Точнее, как хотела она. Эта Маша.
Я пришла одна. Бывший муж, отец Никиты, прислал вежливый отказ и конверт с деньгами. Сказал, что «не хочет портить молодым праздник».
Трус. А я пришла. Я — мать.
Я потратила на это платье две зарплаты своих швеей из салона. Я сидела в лучшем кресле у стилиста с шести утра.
Я должна была быть безупречной. Я должна была показать им всем.
Меня встретила девушка с планшетом и натянутой, как струна, улыбкой.
— Галина Сергеевна? Пройдемте, я покажу ваше место.
Она вела меня мимо столов. Стол «Родители невесты» — там уже сидели ее «простые» предки. Стол «Родители жениха».
Я напряглась, ожидая увидеть там свое имя. Но там, во главе стола, сидел только мой бывший, Олег, и его новая жена. Кажется, Света.
Никита меня об этом «тактично» предупредил. «Мам, ну ты же понимаешь, Света обидится. Вы сядете отдельно, за столом для почетных гостей».
«Почетные гости» — это всегда ссылка. Я это знала. Но не ожидала, насколько далеко меня сошлют.
Девушка с планшетом вела меня все дальше. Мимо друзей, мимо коллег, которые провожали меня удивленными взглядами.
Я чувствовала, как горит спина.
Мы остановились у столика в самом конце зала. Рядом с техническим выходом, откуда ощутимо пахло кухней и дешевым средством для мытья полов.
— Вот, — улыблась она, не меняя выражения лица. — Стол номер двенадцать.
За столом уже сидел фотограф, протиравший объектив, и какой-то парень в наушниках, поглощенный своим ноутбуком. Диджей.
— Тут ошибка, — сказала я холодно, сжимая сумочку. — Я Галина Зуева.
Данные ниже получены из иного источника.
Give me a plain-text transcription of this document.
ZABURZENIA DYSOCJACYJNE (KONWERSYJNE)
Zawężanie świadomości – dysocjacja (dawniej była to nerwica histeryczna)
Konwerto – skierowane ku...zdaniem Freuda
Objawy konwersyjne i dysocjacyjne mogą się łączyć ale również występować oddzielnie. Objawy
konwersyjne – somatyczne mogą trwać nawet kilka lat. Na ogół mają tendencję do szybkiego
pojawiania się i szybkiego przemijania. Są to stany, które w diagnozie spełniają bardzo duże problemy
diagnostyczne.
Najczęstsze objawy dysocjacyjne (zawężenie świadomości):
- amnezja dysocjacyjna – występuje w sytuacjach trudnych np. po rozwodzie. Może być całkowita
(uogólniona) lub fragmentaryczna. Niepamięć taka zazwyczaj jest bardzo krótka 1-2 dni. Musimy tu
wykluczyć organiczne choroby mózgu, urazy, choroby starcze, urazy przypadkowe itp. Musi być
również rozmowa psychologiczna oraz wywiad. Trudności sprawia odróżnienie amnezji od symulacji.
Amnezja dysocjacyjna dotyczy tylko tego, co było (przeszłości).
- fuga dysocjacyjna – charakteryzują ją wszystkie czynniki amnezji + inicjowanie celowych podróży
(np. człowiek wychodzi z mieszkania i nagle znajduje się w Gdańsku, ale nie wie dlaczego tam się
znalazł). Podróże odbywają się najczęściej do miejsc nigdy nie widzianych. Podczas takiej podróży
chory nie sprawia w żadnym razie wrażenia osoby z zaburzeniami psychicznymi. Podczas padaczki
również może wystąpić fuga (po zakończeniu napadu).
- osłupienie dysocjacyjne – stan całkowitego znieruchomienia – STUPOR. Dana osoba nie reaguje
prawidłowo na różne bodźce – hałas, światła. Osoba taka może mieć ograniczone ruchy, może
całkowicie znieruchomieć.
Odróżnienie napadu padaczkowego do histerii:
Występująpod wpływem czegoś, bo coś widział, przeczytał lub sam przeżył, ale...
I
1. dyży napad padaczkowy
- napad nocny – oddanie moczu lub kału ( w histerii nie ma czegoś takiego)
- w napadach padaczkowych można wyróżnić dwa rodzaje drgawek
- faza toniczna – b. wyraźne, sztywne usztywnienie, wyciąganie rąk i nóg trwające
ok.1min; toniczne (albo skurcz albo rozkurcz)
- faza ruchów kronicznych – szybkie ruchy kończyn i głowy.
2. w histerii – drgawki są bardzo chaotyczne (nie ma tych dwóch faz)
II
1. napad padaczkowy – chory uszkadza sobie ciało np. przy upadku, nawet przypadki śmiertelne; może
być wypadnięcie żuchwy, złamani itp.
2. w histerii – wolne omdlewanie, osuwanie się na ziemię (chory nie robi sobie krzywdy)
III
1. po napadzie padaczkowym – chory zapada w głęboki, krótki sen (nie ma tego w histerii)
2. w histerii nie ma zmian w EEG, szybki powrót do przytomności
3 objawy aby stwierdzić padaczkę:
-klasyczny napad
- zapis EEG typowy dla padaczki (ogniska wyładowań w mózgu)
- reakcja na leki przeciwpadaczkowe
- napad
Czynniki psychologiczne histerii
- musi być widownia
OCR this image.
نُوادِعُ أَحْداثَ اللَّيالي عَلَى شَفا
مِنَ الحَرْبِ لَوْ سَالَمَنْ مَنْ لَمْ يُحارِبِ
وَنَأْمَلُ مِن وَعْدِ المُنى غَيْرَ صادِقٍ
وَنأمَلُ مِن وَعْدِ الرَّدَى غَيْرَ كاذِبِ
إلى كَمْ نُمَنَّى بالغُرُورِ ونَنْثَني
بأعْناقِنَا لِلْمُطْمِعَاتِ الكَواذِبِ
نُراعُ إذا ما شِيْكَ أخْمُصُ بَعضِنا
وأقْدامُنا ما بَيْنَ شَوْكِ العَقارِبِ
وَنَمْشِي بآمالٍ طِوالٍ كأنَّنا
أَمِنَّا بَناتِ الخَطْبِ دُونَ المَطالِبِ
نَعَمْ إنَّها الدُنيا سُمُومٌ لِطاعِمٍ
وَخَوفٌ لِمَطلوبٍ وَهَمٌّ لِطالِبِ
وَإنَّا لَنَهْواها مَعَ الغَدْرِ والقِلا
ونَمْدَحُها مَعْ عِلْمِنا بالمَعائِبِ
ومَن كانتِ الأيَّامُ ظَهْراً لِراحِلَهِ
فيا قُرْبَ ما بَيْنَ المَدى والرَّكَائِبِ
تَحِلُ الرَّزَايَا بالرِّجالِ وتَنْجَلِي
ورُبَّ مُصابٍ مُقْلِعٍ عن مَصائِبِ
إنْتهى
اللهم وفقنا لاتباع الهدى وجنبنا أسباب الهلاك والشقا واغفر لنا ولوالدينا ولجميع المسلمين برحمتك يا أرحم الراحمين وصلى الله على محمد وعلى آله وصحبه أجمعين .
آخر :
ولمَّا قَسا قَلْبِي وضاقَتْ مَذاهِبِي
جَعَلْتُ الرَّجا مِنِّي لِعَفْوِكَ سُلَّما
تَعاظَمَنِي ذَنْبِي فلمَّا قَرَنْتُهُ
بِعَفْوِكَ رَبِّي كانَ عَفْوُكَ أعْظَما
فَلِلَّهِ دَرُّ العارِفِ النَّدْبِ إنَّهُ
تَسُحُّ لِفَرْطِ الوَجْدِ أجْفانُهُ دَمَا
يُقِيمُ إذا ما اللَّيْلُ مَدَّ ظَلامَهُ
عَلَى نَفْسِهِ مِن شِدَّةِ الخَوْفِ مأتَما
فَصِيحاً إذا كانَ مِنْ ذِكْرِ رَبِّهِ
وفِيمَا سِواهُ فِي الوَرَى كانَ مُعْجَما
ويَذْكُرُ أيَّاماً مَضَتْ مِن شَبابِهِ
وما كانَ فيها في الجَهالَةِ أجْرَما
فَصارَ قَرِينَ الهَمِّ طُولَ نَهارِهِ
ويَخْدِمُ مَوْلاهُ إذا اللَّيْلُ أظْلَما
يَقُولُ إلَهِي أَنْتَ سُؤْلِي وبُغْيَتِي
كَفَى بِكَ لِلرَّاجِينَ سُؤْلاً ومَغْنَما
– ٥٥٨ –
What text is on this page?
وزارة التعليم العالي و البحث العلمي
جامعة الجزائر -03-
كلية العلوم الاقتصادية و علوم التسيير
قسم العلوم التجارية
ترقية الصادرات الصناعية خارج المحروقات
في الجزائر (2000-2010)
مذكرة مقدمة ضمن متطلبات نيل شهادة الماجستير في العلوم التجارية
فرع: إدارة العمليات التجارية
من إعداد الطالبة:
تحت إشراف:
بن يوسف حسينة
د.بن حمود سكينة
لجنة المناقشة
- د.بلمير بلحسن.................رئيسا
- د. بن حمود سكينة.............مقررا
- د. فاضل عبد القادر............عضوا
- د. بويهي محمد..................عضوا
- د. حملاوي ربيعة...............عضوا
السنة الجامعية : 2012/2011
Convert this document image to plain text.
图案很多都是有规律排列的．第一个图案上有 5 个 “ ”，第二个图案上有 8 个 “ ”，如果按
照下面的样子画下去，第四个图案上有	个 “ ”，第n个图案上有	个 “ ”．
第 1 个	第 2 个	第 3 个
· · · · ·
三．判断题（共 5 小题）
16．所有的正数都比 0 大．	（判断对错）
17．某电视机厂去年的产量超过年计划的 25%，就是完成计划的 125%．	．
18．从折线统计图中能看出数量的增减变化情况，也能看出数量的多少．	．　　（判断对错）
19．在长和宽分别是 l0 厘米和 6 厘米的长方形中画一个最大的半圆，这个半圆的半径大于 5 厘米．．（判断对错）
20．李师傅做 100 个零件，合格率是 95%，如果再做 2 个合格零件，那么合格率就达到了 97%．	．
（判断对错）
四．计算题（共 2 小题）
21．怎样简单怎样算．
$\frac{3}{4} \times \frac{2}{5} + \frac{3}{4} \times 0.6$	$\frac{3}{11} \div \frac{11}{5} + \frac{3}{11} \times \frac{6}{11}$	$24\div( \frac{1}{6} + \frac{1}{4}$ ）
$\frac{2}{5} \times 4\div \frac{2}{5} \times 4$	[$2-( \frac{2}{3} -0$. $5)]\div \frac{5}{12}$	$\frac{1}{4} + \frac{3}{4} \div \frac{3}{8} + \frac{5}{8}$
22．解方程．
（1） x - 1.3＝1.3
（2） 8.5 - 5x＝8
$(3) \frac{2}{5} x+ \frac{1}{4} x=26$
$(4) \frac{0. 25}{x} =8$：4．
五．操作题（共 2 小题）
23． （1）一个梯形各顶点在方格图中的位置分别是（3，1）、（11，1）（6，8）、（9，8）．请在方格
Мать жениха.
Девушка сверилась с планшетом.
— Все верно. Галина Сергеевна Зуева. Стол двенадцать. Приятного вечера.
И ушла.
Фотограф кивнул мне, не отрываясь от объектива. Диджей что-то жевал.
Меня. Посадили. За стол для персонала.

Я опустилась на стул. Ноги вдруг стали ватными, а в горле появился горький, кислый ком.
Это она. Маша.
Это ее месть. Мелкая, подлая, публичная. Она не посмела сказать мне в лицо, она сделала это вот так.
Я же говорила Никите! Я же предупреждала!
Я видела ее насквозь с первой встречи. Эти скромно опущенные глазки. Эта тихая улыбочка. А за ними — сталь и расчет.
«Мама, она просто из другой семьи, они простые люди».
Простые? Я помню, как приехала к ним «знакомиться». Обычная квартира в спальном районе, пахнущая старостью и капустой. Ее отец, слесарь, смотрел на меня исподлобья. Мать суетилась с чаем в треснутых чашках.
Я задавала вопросы. Прямые. Я имела право знать, в какое болото мой сын тащит нашу семью.
«Маша, а где вы планируете жить? Наша с Никитой квартира — это подарок ему на тридцатилетие. Она не делится».
«А вы, Клавдия Ивановна, — обратилась я к ее матери, — не хотите помочь молодым? Хотя бы на первый взнос? Или у вас так не принято?»
Они молчали. А Маша просто смотрела на меня.
Я видела в ее глазах не страх. Я видела ненависть.
Я пыталась достучаться до сына. «Никита, она тебя использует! Она хочет прописку, квартиру, деньги! Ты для нее — трамплин!»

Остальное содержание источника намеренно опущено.